What if the problem has gone on for a very long time? Go slowly, taking the risk to notice all the emotional reactions and the beliefs that go with them. A belief might be, “He’s incompetent” or “She doesn’t share the same values” or “He’s dishonest” or “She doesn’t respect me.” Notice all of these stories you are prone to tell yourself. Some of these can sound quite convincing (“Yes, but what if it’s true?”) but usually the beliefs are extreme positions and not the complete truth. Then take the risk to approach the other person. Own and apologize for your stories about him or her.
Don’t do it because you are looking for some kind of special response in return. Instead, do it to affirm your true Self, the bigger, better person that you are. Do it because you are sick and tired of the isolating illusions you’ve held onto too long and lived with in order to stay in control.
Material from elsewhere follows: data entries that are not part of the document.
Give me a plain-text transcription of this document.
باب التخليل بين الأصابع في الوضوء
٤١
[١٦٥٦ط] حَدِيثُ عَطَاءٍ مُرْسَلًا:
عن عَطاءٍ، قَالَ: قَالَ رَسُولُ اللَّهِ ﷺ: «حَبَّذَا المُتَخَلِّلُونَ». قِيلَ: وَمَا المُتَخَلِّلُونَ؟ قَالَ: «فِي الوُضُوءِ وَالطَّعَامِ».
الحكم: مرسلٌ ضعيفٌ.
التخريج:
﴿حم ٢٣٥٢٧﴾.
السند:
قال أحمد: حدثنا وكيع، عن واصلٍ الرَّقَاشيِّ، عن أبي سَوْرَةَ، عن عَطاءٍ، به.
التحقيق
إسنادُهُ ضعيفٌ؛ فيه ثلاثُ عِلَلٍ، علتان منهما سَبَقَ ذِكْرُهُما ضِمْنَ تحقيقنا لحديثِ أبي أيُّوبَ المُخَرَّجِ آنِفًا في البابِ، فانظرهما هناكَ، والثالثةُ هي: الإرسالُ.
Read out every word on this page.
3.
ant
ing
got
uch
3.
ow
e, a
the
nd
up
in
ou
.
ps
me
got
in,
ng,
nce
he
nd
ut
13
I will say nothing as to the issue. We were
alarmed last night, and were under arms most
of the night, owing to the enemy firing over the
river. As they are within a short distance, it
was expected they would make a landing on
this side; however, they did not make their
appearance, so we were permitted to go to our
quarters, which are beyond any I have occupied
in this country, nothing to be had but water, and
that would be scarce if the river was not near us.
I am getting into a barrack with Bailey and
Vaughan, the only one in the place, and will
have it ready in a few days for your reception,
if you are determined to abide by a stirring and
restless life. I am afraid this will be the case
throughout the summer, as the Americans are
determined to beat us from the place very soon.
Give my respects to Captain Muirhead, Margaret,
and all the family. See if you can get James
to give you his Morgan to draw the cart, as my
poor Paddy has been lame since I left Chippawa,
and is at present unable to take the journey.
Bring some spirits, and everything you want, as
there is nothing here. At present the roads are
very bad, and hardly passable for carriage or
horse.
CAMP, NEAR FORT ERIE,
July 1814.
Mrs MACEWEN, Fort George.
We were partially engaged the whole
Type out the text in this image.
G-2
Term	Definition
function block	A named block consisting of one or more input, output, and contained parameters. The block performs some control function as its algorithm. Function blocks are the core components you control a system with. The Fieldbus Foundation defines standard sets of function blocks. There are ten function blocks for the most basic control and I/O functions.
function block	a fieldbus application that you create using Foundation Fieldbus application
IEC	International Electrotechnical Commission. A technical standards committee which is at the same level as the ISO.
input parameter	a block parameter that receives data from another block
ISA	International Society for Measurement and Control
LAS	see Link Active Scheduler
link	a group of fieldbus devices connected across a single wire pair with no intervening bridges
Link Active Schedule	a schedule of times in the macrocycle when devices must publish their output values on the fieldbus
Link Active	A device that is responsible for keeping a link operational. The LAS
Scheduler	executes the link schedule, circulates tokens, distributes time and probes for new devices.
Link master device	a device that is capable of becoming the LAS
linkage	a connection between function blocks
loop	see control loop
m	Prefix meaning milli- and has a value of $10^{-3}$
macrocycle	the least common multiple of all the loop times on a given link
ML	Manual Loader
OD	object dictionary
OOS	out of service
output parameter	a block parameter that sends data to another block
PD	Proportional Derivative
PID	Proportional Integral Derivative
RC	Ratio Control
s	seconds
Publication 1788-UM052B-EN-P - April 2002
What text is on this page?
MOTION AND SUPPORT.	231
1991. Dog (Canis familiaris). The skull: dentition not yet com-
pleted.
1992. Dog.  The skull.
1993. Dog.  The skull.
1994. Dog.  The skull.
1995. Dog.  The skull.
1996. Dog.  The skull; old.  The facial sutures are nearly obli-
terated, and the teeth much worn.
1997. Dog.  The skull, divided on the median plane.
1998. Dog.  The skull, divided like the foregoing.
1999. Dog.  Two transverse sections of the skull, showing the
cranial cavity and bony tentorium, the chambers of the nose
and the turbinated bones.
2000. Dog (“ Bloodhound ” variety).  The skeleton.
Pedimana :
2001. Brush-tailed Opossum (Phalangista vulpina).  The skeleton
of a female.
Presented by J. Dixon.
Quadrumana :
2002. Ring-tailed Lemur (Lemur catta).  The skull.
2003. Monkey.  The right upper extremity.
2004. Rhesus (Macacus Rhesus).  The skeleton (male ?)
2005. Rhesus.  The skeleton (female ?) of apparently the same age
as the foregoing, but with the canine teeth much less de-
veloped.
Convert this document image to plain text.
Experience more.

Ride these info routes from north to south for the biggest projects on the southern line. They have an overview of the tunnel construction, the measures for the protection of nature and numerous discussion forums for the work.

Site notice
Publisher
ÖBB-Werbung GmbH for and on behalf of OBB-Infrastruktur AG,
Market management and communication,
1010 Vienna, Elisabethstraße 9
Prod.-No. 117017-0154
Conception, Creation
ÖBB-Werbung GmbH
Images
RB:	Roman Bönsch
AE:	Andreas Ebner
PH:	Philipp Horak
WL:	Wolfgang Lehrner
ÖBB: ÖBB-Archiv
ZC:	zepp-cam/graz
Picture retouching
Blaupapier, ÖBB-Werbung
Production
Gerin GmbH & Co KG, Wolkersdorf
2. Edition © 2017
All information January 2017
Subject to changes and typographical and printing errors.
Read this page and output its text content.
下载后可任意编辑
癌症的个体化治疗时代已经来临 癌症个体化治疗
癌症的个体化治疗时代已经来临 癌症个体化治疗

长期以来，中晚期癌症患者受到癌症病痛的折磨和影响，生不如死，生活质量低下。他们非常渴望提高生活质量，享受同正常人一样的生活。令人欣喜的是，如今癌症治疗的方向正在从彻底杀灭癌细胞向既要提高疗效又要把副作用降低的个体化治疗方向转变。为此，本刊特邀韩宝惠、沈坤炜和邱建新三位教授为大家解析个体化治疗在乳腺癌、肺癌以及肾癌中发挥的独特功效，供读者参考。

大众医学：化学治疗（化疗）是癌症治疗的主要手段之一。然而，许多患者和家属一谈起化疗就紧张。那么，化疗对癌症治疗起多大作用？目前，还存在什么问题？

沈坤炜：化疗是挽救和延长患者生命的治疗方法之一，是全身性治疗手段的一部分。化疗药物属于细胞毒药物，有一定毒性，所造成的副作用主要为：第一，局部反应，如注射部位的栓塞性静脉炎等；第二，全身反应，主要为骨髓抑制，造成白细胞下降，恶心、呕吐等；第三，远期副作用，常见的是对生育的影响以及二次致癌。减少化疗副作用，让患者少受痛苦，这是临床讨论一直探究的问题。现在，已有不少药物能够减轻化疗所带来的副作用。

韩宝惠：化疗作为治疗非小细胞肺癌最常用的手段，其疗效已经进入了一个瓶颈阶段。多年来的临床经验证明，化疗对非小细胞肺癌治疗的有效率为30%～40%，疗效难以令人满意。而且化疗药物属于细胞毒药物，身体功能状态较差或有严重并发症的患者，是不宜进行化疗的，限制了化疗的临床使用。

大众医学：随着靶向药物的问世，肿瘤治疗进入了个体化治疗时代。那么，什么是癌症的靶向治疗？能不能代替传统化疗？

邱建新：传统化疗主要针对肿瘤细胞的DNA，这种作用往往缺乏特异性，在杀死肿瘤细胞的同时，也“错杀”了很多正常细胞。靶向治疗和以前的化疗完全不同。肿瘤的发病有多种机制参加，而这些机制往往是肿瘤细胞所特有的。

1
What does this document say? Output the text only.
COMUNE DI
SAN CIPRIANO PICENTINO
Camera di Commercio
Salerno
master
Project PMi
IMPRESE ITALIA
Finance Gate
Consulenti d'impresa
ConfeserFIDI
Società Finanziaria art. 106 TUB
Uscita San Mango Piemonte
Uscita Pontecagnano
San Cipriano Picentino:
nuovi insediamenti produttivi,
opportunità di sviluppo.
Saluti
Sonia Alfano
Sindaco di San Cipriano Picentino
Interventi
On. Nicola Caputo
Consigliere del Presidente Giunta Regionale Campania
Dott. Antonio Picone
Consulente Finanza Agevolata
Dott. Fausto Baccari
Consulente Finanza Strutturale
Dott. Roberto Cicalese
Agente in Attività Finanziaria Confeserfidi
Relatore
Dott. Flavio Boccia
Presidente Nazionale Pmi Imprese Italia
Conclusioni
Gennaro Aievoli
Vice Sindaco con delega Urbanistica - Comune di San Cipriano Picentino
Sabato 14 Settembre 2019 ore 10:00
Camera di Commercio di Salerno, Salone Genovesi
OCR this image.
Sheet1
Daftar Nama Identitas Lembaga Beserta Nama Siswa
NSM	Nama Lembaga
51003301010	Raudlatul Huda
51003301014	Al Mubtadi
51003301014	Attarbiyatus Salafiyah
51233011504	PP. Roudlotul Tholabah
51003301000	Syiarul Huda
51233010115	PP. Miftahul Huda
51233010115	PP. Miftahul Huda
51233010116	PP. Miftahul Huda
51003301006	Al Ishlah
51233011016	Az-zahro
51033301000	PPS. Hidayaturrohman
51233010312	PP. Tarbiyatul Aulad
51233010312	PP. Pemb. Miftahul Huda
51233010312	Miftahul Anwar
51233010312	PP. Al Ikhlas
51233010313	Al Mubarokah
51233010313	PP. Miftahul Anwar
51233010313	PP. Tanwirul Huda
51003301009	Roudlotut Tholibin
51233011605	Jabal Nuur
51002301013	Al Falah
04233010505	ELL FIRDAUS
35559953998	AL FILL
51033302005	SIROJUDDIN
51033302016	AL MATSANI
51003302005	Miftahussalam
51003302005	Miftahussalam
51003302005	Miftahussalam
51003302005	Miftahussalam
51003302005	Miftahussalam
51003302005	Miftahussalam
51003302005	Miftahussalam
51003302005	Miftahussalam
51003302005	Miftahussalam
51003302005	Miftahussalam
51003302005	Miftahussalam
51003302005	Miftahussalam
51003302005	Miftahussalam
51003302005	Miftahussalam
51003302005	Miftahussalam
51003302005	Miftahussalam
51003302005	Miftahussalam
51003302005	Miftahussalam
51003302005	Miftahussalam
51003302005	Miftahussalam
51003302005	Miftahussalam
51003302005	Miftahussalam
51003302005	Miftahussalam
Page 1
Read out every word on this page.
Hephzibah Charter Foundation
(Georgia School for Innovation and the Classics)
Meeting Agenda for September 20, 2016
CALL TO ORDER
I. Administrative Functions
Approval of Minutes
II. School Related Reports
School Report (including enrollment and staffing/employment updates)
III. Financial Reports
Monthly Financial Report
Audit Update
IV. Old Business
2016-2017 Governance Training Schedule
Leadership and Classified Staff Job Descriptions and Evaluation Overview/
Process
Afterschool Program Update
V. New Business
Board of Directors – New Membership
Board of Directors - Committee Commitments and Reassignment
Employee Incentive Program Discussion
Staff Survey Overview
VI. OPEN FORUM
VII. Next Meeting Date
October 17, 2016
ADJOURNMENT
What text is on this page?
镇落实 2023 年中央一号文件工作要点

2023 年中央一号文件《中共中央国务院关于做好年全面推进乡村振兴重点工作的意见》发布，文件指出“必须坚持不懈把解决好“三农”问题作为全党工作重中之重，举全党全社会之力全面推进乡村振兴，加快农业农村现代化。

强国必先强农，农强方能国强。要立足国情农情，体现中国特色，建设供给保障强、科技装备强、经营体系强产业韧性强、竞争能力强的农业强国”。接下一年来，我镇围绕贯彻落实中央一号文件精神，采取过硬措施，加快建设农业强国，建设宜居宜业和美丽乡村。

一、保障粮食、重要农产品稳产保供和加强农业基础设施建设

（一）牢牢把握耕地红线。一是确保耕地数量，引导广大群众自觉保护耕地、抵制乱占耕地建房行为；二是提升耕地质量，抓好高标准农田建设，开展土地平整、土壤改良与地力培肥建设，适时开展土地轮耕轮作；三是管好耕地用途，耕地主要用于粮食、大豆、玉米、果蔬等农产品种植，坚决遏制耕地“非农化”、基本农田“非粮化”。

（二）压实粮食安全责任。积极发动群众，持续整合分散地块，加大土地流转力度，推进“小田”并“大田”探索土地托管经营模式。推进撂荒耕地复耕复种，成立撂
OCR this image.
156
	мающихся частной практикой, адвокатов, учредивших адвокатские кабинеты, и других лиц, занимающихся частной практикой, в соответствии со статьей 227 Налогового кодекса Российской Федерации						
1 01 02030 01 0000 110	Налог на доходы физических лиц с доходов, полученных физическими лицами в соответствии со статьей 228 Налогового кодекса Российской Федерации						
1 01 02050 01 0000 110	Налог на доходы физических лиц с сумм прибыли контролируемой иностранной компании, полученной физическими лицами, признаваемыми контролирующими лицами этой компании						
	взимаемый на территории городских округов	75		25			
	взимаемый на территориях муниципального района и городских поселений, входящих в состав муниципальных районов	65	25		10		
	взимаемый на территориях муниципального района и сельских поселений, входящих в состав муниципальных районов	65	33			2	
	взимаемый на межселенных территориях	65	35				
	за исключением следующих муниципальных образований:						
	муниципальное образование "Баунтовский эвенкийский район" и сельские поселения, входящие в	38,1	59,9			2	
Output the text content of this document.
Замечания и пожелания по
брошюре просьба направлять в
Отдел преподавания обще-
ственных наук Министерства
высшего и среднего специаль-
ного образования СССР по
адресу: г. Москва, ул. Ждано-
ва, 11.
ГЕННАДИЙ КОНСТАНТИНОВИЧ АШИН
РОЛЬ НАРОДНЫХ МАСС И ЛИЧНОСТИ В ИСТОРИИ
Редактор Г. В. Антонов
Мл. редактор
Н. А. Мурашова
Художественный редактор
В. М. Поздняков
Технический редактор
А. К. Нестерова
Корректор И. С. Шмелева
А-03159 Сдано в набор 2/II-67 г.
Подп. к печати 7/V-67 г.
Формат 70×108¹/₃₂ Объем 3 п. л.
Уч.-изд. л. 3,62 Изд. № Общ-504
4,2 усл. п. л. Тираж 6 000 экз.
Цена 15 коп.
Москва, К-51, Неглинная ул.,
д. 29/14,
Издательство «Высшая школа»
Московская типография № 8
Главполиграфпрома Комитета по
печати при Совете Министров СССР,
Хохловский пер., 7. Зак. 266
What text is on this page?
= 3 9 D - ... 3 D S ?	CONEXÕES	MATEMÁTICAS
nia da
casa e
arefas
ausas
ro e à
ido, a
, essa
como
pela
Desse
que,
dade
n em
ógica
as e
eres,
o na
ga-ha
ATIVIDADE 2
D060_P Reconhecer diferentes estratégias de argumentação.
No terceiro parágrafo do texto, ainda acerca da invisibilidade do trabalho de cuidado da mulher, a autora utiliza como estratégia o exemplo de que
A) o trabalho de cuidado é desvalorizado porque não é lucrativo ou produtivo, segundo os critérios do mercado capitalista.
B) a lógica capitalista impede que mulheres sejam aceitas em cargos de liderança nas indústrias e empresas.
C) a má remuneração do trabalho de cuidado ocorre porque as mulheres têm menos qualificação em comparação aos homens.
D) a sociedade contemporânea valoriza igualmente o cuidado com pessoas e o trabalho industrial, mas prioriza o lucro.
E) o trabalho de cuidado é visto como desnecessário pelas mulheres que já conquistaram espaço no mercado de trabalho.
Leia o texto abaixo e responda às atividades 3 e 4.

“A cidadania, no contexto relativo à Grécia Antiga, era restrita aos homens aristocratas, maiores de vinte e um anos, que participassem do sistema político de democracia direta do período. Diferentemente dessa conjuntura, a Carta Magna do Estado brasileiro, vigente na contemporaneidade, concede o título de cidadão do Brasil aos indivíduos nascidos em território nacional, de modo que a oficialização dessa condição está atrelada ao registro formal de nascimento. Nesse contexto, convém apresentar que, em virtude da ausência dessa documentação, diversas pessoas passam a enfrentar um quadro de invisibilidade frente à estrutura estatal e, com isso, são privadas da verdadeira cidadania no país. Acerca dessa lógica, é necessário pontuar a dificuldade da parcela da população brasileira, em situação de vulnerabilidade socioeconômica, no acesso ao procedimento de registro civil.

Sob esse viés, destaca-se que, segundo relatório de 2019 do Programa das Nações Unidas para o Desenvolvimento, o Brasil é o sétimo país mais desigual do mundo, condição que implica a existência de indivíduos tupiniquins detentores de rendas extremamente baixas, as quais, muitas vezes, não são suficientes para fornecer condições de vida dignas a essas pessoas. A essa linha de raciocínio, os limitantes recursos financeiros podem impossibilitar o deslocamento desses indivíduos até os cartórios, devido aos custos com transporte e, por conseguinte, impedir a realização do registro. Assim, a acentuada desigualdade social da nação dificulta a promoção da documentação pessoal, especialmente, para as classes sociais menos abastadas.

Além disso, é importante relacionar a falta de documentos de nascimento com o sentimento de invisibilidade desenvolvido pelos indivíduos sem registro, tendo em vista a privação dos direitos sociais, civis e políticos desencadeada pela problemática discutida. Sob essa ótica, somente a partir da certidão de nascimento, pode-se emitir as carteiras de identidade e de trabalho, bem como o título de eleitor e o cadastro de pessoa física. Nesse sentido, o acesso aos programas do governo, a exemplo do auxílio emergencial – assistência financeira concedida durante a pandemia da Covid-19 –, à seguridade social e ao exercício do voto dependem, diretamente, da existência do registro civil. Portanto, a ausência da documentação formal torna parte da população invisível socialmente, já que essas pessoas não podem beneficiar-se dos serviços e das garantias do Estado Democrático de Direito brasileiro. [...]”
Here’s the kicker. If you do this well as an organizational leader, focusing on your own development, you’ll soon likely see patterns in how the corporation wants to stay in control, too; how top leadership, for example, can hold a grudge against the employees and vice versa, how people don’t listen to each other in order to be right in their own worlds, how individuals don’t share in the real, emotional work of the corporation in order to make sure practices don’t change. You’ll see how this is part of the heritage and culture of the place as much as any failing of human nature. You’ll wake up to find yourself in a system of control, and you’ll see exactly how self-defeating and mission-defeating that really is.